This repository provides a script for training and personalizing speech enhancement (PSE) models to test-time environments. The original PSE framework was introduced in [1].
- LibriSpeech (https://www.openslr.org/12)
- MUSAN (https://www.openslr.org/17/)
- WHAM! (https://drive.google.com/file/d/1PEDhL0gKFfe70cwo6fm33x8XGVMxgfS3/view?usp=sharing) (Link to original work: https://wham.whisper.ai/)
Download the datasets into a location (e.g., data/). LibriSpeech and MUSAN can be downloaded in the provided link above. WHAM! corpus can also be downloaded in the provided original link, but the files for this project were organized manually with respect to each recorded location according to the provided metadata. Please download the formatted WHAM! corpus through the google drive link.
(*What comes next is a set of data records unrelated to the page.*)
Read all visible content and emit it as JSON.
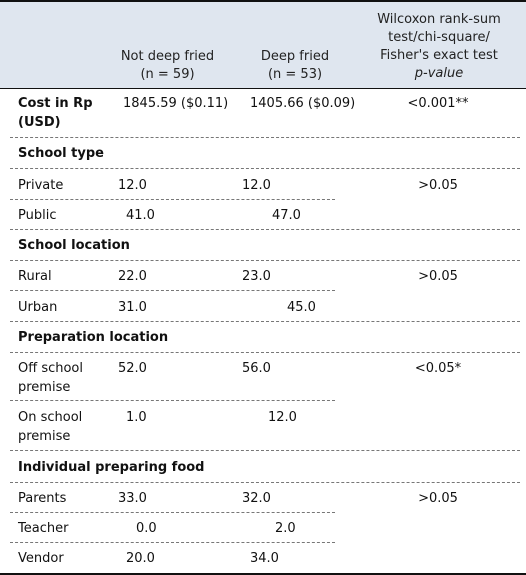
{
  "header": {
    "col1_line1": "Not deep fried",
    "col1_line2": "(n = 59)",
    "col2_line1": "Deep fried",
    "col2_line2": "(n = 53)",
    "col3_line1": "Wilcoxon rank-sum",
    "col3_line2": "test/chi-square/",
    "col3_line3": "Fisher's exact test",
    "col3_line4": "p-value"
  },
  "cost": {
    "label_line1": "Cost in Rp",
    "label_line2": "(USD)",
    "not_deep_fried": "1845.59 ($0.11)",
    "deep_fried": "1405.66 ($0.09)",
    "p_value": "<0.001**"
  },
  "sections": [
    {
      "title": "School type",
      "p_value": ">0.05",
      "rows": [
        {
          "label": "Private",
          "not_deep_fried": "12.0",
          "deep_fried": "12.0"
        },
        {
          "label": "Public",
          "not_deep_fried": "41.0",
          "deep_fried": "47.0"
        }
      ]
    },
    {
      "title": "School location",
      "p_value": ">0.05",
      "rows": [
        {
          "label": "Rural",
          "not_deep_fried": "22.0",
          "deep_fried": "23.0"
        },
        {
          "label": "Urban",
          "not_deep_fried": "31.0",
          "deep_fried": "45.0"
        }
      ]
    },
    {
      "title": "Preparation location",
      "p_value": "<0.05*",
      "rows": [
        {
          "label_line1": "Off school",
          "label_line2": "premise",
          "not_deep_fried": "52.0",
          "deep_fried": "56.0"
        },
        {
          "label_line1": "On school",
          "label_line2": "premise",
          "not_deep_fried": "1.0",
          "deep_fried": "12.0"
        }
      ]
    },
    {
      "title": "Individual preparing food",
      "p_value": ">0.05",
      "rows": [
        {
          "label": "Parents",
          "not_deep_fried": "33.0",
          "deep_fried": "32.0"
        },
        {
          "label": "Teacher",
          "not_deep_fried": "0.0",
          "deep_fried": "2.0"
        },
        {
          "label": "Vendor",
          "not_deep_fried": "20.0",
          "deep_fried": "34.0"
        }
      ]
    }
  ]
}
Pre-training speech enhanacement models can be done by running the pretraining_generalist.py
script. For example,
python pretrain_generalist.py --device 0 --learning_rate 1e-4 -r 2 -g 32 --data_dir data/ --save_dir pretrained_models/ --is_save
to train a 2x32
model on GPU card 0
using 1e-4
learning rate. The models are saved to ---save_dir
value, which is pretrained_models/
by default.
Once the models have been prepared through pretraining, personalization can be done through the pse_kd.py
script. For example, if the pretraining files have been saved to new_models_results/Gs/
(the value --save_dir
was set to during pretraining):
python pse_kd.py --device 7 -student_num_layers 2 -student_hidden_size 32 -teacher_num_layers 3 -teacher_hidden_size 1024 -l 5e-4 --sisdr_loss --snr_ranges 0 --student_dir new_models_results/Gs/expr04221825_SE_G2x32_lr1e-04_bs100_ctnFalsesm-1_nfrms16000_GPU6/Dmodel_best.pt --teacher_dir new_models_results/Gs/expr04221825_SE_G3x1024_lr1e-04_bs100_ctnFalsesm-1_nfrms16000_GPU3/Dmodel_best.pt --data_dir ~/data/ --is_save
to load a pretrained 2x32
student model and pretrained 3x1024
teacher model. In the above example, learning rate of 5e-4
, SISDRi [2] as the loss function, and mixing SNR is set to 0dB. At the end of the script, the results will appear as:
INFO:root:Epoch 199 Training. Student: 6.74 | Orig: 3.52 | Teacher: 7.14 | Loss: -11.36
INFO:root:Epoch 199 Validation. Student: 7.08 | Orig: 4.58 | Teacher: 7.89 | Loss: -11.50
INFO:root:Epoch 199 Testing. Student: 7.34 | Orig: 4.51 | Teacher: 8.61 | Loss: -11.88
showing the performance of the personalized student, baseline pretrained student (not updated), and teacher model in terms of SI-SDRi.
- For both pretraining and personalization, make sure the datasets (LibriSpeech, MUSAN, and formatted WHAM!) are placed in the data/ directory.
- For personalization, use different
seed
values to vary the test-time environment. Upon running the script, the speaker and noise location will be logged. For example,
Session Spkr: 2094
Noise Class: Tomatina
- Since the test-time environment is defined by the noise recording location, download the formatted WHAM! corpus as mentioned in the earlier section.
- For both pretraining and personalization, there is an additional option to use a ConvTasNet [3] model which can be set by adding the
--ctn_tea
option. - To skip the pretraining step, please find pretrained models available at https://drive.google.com/file/d/1QmuPuK5xoiNPKBx7avqdLDdXpizTDit5/view?usp=sharing
- To replicate the experiment in [1], use seed values from [0,40] and SNR ranges [-5,0,5,10].
- Kim, Sunwoo, and Minje Kim. "Test-time adaptation toward personalized speech enhancement: Zero-shot learning with knowledge distillation." 2021 IEEE Workshop on Applications of Signal Processing to Audio and Acoustics (WASPAA). IEEE, 2021. (https://ieeexplore.ieee.org/abstract/document/9632771).
- Le Roux, Jonathan, et al. "SDR–half-baked or well done?." ICASSP 2019-2019 IEEE International Conference on Acoustics, Speech and Signal Processing (ICASSP). IEEE, 2019.
- Luo, Yi, and Nima Mesgarani. "Conv-tasnet: Surpassing ideal time–frequency magnitude masking for speech separation." IEEE/ACM transactions on audio, speech, and language processing 27.8 (2019): 1256-1266.